Question

A solution is prepared by mixing 90.0 mL 0.439 M NaCl, 100.0 mL 0.0516 M MgCl2, and 235.0 mL of water. What are the molarities of [Na+], [Mg2+], and [Cl -] in the resulting solution? Please tell me how I would go about solving this.

Answer 1

1) write an equation for the possible reaction
2) determine based on solubility rules if a reaction will occur. meaning if a precipitate will form

Answer 2

It doesn't seem like to me that a reaction will occur, so how do I find the molarities of each individual element?

Answer 3

Do you know the formula for molarity? Can you calculate the number of moles of Na in the original solution of 90ml of 0.439M

Answer 4

Yea, moles solute over liters solution, but Na is bonded with Cl, how do I find Na and not NaCl?

Answer 5

Based on solubility rules what will happen to NaCl in water?

Answer 6

It becomes Na + Cl, right? So do I just used the values given to me for NaCl to find Na?

Answer 7

Or do I convert NaCl to Na?

Answer 8

Yes

Answer 9

For every mole of NaCl there will be one mole of Na

Answer 10

Oh! Since it's moles, we can just say the values are the same?

Answer 11

Correct

Answer 12

So would I just say that the molarity of Na is the same as the given molarity of NaCl?

Answer 13

The original molarity of Na is the same as the original molarity of NaCl. However, the molarity changes; since M = moles solute / L solution, the volume of the original molarity changes since MgCl2 and water is being added.

Answer 14

First calculate the number of moles Na in the original NaCl solution. Please post your answer.

Answer 15

439 moles per 1 liter? And do I find what it is in 90 mL then?

Answer 16

You meant 0.439 mole per L. Yes find what it is in 90 ml. What do you need to convert ml to?

Answer 17

Liters, so it would be something like (0.439 mol Na) x (90mL/1L)?

Answer 18

I'm not sure what you mean.

There are two methods of doing it:

Method 1)

\[\frac{ ml }{ 1 }*\frac{ L }{ ml }*\frac{ mol }{ L }\]

Answer 19

Method 2:

convert ml to L

\[M = \frac{ mole solute }{ L solution }\]

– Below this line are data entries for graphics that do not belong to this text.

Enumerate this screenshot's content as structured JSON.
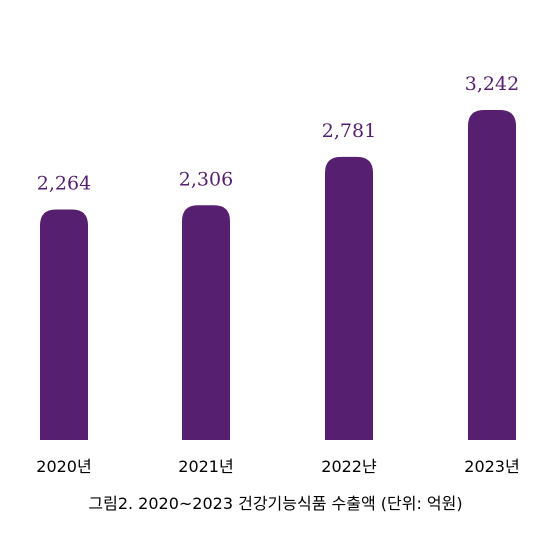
{
  "caption": "그림2. 2020~2023 건강기능식품 수출액 (단위: 억원)",
  "colors": {
    "bar": "#561f70",
    "value_label": "#561f70",
    "tick_label": "#000000"
  },
  "chart_data": {
    "type": "bar",
    "title": "",
    "xlabel": "",
    "ylabel": "",
    "categories": [
      "2020년",
      "2021년",
      "2022냔",
      "2023년"
    ],
    "values": [
      2264,
      2306,
      2781,
      3242
    ],
    "value_labels": [
      "2,264",
      "2,306",
      "2,781",
      "3,242"
    ],
    "ylim": [
      0,
      3242
    ],
    "grid": false,
    "legend": "none"
  }
}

Plug in the value for M and L and algebraically solve for moles

Answer 20

Ok, my teacher likes dimensional analysis/factor labelling/whatever you want to call it, so I would use method 1. I got 0.03951 moles as my answer.

Answer 21

Although that should be 0.040 moles with sig figs.

Answer 22

Correct. So now calculate the new molarity, using 0.03951 moles / (original solution + MgCl2 solution + water)

Answer 23

Keep the 0.03951 in your calculator round to sig figs in your last step/

Answer 24

I would love to, but my teacher tells us to do sig figs for every step, so I'll do it her way.

Answer 25

That's fine with me

Answer 26

So 0.040 moles / 425mL of everything added together is 0.040 moles / 0.425 L of total volume? So 0.094 M?

Answer 27

Your calculation is correct; you are missing a sig fig with 0.094 M.

Answer 28

Oh yea, true. So it's 0.0941.

Answer 29

Correct. You can do the same now for Mg2+ and Cl-. Just be sure to use the mole Cl from NaCl (which is a 1:1 ratio) and mol Cl- from MgCl2 which is a 1:2 mole ratio of 1 mol MgCl2 : 2 mol Cl-. Good Luck

Answer 30

is this high school chemistry or college chemistry?

Answer 31

High school, but accelerated.

Answer 32

One thing: For Cl do I add the moles and liters of it from NaCl and MgCl2 and do a total?

Answer 33

You'll have a much easier in time in college compared to your classmates that did not have accelerated chemistry.

Answer 34

I'm glad to hear it, this is confusing so far.

Answer 35

\[\frac{ (molCl^- fromNaCl)+(molCl^- from MgCl2) }{ L soltn NaCl2 + L soltn MgCl2 + L water }\]

Answer 36

Ok, that makes sense. Thanks for helping, I'll get around to this soon.

Answer 37

The more you practice the less confusing it gets. It starts to make sense a semester to a year later.

Answer 38

I hope so. Ok, going to go eat and then try this after.